Bringing this all back to COVID19, we quickly run into some thorny issues. We’re still developing estimates for R0 for COVID19, which means that our best estimates of Vc are very speculative right now. We also have evidence that suggests infection does not confer immunity, or at best only partial total immunity. This means that even if we have 100% infection, we might not achieve herd immunity. Further, if the virus evolves at a rapid pace (which it seems to be doing), it’s likely that we may develop immunity to one strain only to be susceptible to others (which is a common problem with coronaviruses in general). Lastly, immunity acquired through infection isn’t randomly distributed in the way that herd immunity requires — it naturally creates segmentation. At minimum, this would mean that we’d need to increase immunity levels substantially above a baseline estimate. Taken together, it means that hoping we will all naturally develop immunity at a level sufficient to protect the community would be a slow process that would require extremely high rates of infection, and even then might not work. It’s probably only achievable through a universal vaccination campaign with a highly effective vaccine, or a well regulated series of boosters. Thankfully, there are people working frantically to develop such tools!

As a minor aside, it is worth talking about the death toll to achieve that level of infection and thus potential immunity. As of right now (10AM on 5/6/20), the CDC is reporting 1,171,510 cases in the US. If we estimate the true infection population is 10x that amount, then that means that we’re only at about 3.5% of the US population infected. If we scale this up linearly (which will be an underestimate), then at 60–80% infection rate we’re looking at around 1–2 million deaths. These numbers also do depend on us keeping the curve flattened, which means keeping measures to reduce spread rate in place; if we remove those preventative steps then it’s likely we’ll see renewed curve growth. That’s an expensive gamble for something that might not even work.

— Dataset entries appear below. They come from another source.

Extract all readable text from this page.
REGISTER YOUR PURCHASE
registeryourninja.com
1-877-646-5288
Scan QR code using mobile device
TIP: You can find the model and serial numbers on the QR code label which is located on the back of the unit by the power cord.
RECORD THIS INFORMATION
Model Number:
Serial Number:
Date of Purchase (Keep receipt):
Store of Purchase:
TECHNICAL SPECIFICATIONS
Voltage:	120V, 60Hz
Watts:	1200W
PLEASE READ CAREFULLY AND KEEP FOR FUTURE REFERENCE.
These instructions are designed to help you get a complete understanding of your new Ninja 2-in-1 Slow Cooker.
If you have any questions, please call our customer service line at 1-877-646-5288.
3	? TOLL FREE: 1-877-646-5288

In the meantime, we do have a second avenue of intervention. Instead of reducing R, we can reduce R0. This is what our current public health interventions do. If we identify contagious people through systematic testing and contact tracing to isolate people during contagious windows, reduce the likelihood of infection during contacts through the use of PPEs and disinfectants, and reduce the number of contact events through sheltering in place and social distancing, we can disrupt the infection transmission and reduce R0. If we can sustain those interventions and push R0 below 1 for our population, we can successfully contain and beat the virus. This is exactly what has happened in China, South Korea, New Zealand, Vietnam, Taiwan and many other countries, where the current transmission R0 of the virus has essentially been reduced to 0. Unfortunately, this also requires real commitment to these measures; doing them as half measures (as much of the US has) means we might reduce R0 but not push it below 1, or sustain it there long enough to be meaningful.

Since we’re talking countries, we should talk about Sweden, because that’s where a lot of the Herd Immunity conversation is coming from. Officially, Sweden isn’t trying to do herd immunity, at least according to their foreign minister. They’re gambling on people electively reducing contact, and that their healthcare system (which is much more robust than ours) will be able to identify and isolate infections before they spread. They’re also gambling that having a generally healthier population will grant some protection. So far, the data doesn’t look good. Let’s compare Sweden to Georgia (as of 10AM on 5/6/20), since they have similar populations (about 10M). In GA, we have around 1300 deaths so far; Sweden is just under 3000. Interestingly, Sweden has detected fewer cases than GA has (23K to 29K); this suggests that their monitoring hasn’t been particularly effective. If we look at Case Fatality Rates, Sweden is at around 12%, while GA is only around 4% (we should treat this with some skepticism; we’re clearly under-counting in both places). Given that GA’s population has a much higher rate of “underlying conditions”, this discrepancy is alarming. Sweden also has the 7th highest death toll per capita, and has one of the fastest growing fatality rates in Europe. It’s not a winning strategy.